You have glands throughout your body. They make things that your cells, tissues, and organs need to work the way they should. A hordeolum occurs when one of the glands of the lid becomes infected by bacteria, usually Staphylococcus aureus.

When the meibomian glands in your upper and lower eyelids that make oil gets too thick or if the glands are blocked because of inflammation, you may get a chalazion.

Who develops these? 

You are more likely to get a hordeolum if you:

  • Have had one before

  • Wear contact lenses, especially if they are not kept clean, are overworn, or slept in. 

  • Are not keeping your eye area clean, including touching your eyes frequently with dirty hands

  • Use eye makeup that is old or contaminated

  • Have other eye conditions such as an inflamed or infected eyelid (blepharitis)

  • Have other conditions such as rosacea, seborrheic dermatitis, or diabetes

A chalazion happens more often in adults than children. They are more likely to occur in patients with

  • Chronic eyelid problems and inflammation, such as blepharitis

  • Skin conditions like seborrheic dermatitis or acne rosacea

  • Have other health conditions like diabetes

  • Have had chalazia before

To prevent these from happening, keep your eyelids and eyelashes clean.

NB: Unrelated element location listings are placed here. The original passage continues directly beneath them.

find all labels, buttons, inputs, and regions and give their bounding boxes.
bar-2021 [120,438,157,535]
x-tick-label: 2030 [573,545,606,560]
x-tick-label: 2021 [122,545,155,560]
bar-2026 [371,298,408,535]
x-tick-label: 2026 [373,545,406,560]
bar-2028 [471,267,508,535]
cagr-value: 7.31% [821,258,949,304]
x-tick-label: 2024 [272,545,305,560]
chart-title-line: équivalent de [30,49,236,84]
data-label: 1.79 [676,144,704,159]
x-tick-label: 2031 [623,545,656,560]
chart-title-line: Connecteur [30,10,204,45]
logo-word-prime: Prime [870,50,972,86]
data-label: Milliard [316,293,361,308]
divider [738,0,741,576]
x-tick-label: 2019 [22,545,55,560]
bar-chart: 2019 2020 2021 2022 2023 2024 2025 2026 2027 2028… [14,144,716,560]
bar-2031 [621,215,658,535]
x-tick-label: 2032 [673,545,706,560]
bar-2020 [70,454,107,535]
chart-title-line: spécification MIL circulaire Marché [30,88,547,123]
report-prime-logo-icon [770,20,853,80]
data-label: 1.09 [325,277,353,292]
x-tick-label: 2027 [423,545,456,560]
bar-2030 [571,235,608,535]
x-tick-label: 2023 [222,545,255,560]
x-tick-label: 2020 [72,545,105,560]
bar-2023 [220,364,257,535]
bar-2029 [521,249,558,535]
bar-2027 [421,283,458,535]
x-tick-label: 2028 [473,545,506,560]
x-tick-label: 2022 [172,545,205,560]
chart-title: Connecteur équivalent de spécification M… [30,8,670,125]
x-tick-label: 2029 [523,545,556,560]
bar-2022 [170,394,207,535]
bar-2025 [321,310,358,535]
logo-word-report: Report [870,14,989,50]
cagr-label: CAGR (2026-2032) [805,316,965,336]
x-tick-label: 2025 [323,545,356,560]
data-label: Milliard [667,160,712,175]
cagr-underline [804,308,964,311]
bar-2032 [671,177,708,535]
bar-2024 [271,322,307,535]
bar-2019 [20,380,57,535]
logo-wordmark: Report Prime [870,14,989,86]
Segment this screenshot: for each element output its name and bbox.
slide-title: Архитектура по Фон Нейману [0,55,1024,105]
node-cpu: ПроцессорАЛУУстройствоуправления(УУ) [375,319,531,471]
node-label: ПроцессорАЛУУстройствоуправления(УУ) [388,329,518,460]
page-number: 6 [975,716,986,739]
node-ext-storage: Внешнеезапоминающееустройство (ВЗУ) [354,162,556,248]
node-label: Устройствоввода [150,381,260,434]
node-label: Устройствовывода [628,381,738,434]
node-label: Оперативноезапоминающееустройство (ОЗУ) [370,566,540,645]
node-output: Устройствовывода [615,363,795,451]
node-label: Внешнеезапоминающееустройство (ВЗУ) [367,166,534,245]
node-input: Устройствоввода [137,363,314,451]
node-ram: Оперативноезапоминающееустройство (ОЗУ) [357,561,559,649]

There are some good products that can be used for this, including Ocusoft lid scrubs and Optase lid scrubs. Never touch your eyes with dirty hands. Also, a few studies have found a possible correlation with the use of Omega 3 vitamins (Fish Oil) and less chance of hordeola and chalazia. 

How are they diagnosed? 

Hordeola and chalazia are only properly diagnosed by an eye specialist. During your medical examination at Visualeyes, our optometrists will take a comprehensive look at your eyelids and surrounding structures to determine the diagnosis and best treatment option for you. 

How are they treated? 

For both conditions, warm compresses should be applied to the area for 20 minutes two to three times a day. This 20 minutes should be performed with as much constant heat as possible, making warm washcloths not the best options. Either use a warm compress made specifically for the eyes that can be purchased at Visualeyes Optometry or local pharmacies, or a warm hard boiled egg that is wrapped in a cotton towel (which sounds strange, but it works very well!)

The compresses should be followed by lightly massaging the area with clean hands for about thirty seconds. Sometimes antibiotic ointments made specifically for the eye need to be applied after this. 

If the bumps do not get better after a period of time, our optometrist can refer you to the correct ophthalmologist to perform a either a steroid injection or a small surgical incision to remove the contents of the chalazion. 

What is the prognosis for them? 

Hordeola and chalazia generally respond well to treatment, although some patients are prone to recurrences. If a chalazion recurs, your optometrist may suggest a biopsy to rule out any other serious problems.